IN: Competition advice

Top Tips From Finalists

We caught up with our past winners for advice and top tips when working with cement/concrete:



  1. What is the main challenge you faced when working with cement/concrete and how did you solve this?
  • Applying the concrete mix: Once you have made your concrete mix, applying it to your preferred shape may prove difficult. Trial and error are the key to overcoming this obstacle in the production.
  • Achieving the ideal weight: Because concrete is heavy, increasing scale becomes difficult from a logistical point of view. The thinner the concrete, the weaker and more fragile it is, and so to balance these two properties you should use glass-fibre-reinforced concrete. The resulting mix is much stronger and so a piece can be enlarged without being too heavy.
  • Bubbles: Especially in pieces that are detailed, like jewellery, bubbles can be problematic. To prevent bubbling, hand-sculpt rather than use traditional moulds made from silicone or plaster of Paris. Sculpt the concrete into the pieces and let them dry slightly, then re-sculpt them into the desired form.  

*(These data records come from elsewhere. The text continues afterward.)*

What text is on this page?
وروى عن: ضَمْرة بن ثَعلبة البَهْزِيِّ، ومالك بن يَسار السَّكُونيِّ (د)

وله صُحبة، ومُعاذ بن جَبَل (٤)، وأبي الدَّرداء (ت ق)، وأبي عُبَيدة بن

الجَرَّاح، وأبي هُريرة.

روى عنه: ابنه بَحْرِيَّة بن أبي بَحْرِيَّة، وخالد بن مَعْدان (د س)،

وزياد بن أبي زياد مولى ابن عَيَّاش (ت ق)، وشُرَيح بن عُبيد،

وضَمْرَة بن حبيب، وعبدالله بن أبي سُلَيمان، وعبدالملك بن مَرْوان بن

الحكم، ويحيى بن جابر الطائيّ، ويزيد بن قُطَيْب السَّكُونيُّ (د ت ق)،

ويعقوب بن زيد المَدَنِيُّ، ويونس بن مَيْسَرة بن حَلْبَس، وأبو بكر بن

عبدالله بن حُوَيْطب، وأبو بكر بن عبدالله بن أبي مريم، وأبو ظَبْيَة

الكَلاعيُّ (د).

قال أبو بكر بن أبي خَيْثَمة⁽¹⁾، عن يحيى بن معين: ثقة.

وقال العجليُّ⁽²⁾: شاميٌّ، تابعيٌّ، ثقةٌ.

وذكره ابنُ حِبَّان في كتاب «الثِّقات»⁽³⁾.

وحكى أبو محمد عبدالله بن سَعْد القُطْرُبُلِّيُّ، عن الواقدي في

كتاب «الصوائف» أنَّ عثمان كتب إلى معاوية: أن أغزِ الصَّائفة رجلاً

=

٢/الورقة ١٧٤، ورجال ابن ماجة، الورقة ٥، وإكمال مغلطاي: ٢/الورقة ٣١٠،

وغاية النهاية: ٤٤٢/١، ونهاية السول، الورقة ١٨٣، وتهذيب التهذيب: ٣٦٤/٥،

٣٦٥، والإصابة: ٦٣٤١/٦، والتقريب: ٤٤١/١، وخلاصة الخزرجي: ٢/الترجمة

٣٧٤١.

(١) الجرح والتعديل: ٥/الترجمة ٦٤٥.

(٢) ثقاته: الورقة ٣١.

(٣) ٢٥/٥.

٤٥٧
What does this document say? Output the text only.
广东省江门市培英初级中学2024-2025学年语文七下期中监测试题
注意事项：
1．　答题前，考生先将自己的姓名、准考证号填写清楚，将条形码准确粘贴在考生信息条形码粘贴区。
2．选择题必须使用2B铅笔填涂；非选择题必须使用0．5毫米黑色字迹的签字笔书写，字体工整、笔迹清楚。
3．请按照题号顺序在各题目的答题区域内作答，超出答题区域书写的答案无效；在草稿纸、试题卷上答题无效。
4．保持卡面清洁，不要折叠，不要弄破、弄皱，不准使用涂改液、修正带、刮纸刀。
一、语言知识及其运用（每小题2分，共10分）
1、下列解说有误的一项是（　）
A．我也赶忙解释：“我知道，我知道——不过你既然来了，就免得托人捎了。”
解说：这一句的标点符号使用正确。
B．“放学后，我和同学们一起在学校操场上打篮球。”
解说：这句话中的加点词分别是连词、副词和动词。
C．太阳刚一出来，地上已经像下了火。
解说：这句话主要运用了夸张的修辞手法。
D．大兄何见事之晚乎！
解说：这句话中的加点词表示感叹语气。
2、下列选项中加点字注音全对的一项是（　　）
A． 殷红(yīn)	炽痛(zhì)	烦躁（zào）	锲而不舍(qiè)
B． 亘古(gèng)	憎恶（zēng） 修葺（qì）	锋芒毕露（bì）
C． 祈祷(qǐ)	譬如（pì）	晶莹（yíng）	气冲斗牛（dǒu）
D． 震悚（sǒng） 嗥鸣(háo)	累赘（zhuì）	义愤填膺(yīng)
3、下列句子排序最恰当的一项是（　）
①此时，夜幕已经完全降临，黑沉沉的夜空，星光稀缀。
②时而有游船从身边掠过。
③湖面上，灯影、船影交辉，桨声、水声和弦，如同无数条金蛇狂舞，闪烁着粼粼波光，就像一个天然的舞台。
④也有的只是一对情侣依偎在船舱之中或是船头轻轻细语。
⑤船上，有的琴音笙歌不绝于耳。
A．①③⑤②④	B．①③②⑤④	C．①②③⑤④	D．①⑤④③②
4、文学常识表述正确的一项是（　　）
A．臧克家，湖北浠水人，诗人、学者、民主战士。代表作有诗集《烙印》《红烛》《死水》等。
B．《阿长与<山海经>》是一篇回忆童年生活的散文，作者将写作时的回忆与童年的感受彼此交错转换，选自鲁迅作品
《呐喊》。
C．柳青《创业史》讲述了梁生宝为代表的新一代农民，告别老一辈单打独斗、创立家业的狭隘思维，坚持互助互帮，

  1. What did you take into account when using or designing a concrete mould?
  • You must first have a good sense of the product you want to create before crafting the concrete mould.
  • Working backwards from the “finished product” can help smoothen the mould-design process.
  • Make sure that the mould can be removed as easily as possible and does not damage the cast concrete. When using a silicone or Plaster of Paris mould, make sure there is enough silicone or Plaster of Paris to support the weight of the mix being inserted into the mould.
  • Moulds can form bubbles in the mix and therefore might not be suited to more detailed design concepts.  


  1. What did you do to ensure the mix sets properly?
  • Use the correct ratio: Not only must you use the correct ingredients, but the correct ingredients in the correct proportions.
  • Experiment with consistency: Setting is the most crucial process and production must include time for errors. If your work does not set correctly, you can then scrap it and head back to the drawing board.
  • Minimise water content:Less water will increase the bond strength and prevent bubbles forming in the cement mix. Some additives help to loosen the mix and therefore lower the water content that is necessary. Covering the mix with a plastic sheet will trap moisture and result in a much stronger cement mix.


  1. How did you calculate the ratio of ingredients in the concrete mix?
  • Seek guidance from an expert(s), be it an architect, engineer or student in a related discipline.
  • Search for online resources that provide clarity on ingredients.
  • Because each entry is a unique product, trial and error will help to determine the correct ratio of ingredients.

NOTE: First experiment on a smaller scale than that of your actual product.


  1. Which admixtures (if any) did you use and why?
  • Especially with jewellery pieces, micro-balloons can help to decrease the weight of the cement mix. After all, you want pieces that are comfortable when worn by the consumer. 
  • Forton VF-774 lowers the amount of water needed in the mix and eliminates the seven-day wet cure that is required to achieve maximum strength. It also helps to prevent cracking due to concrete shrinkage. 
  • A plasticiser helps to decrease the viscosity of a cement mix without increasing the water content. The resulting mix is more workable.


  1. What tip(s) would you give someone who has never worked with cement/concrete and who has entered or plans on entering the PPC Imaginarium Awards?
  • Finding technical information about concrete is fairly straightforward. Be resourceful in your search for guidance, be it online or from a person with concrete expertise. 
  • Give yourself time to make mistakes. During production, failure will mean you have to repeat or re-do certain processes.
  • Have fun with the material. The competition lets you push your creativity and problem-solving skills, and don’t forget – if you don’t make it then you can always re-enter in the next year!
  • Once you get going, production is much easier than you may anticipate.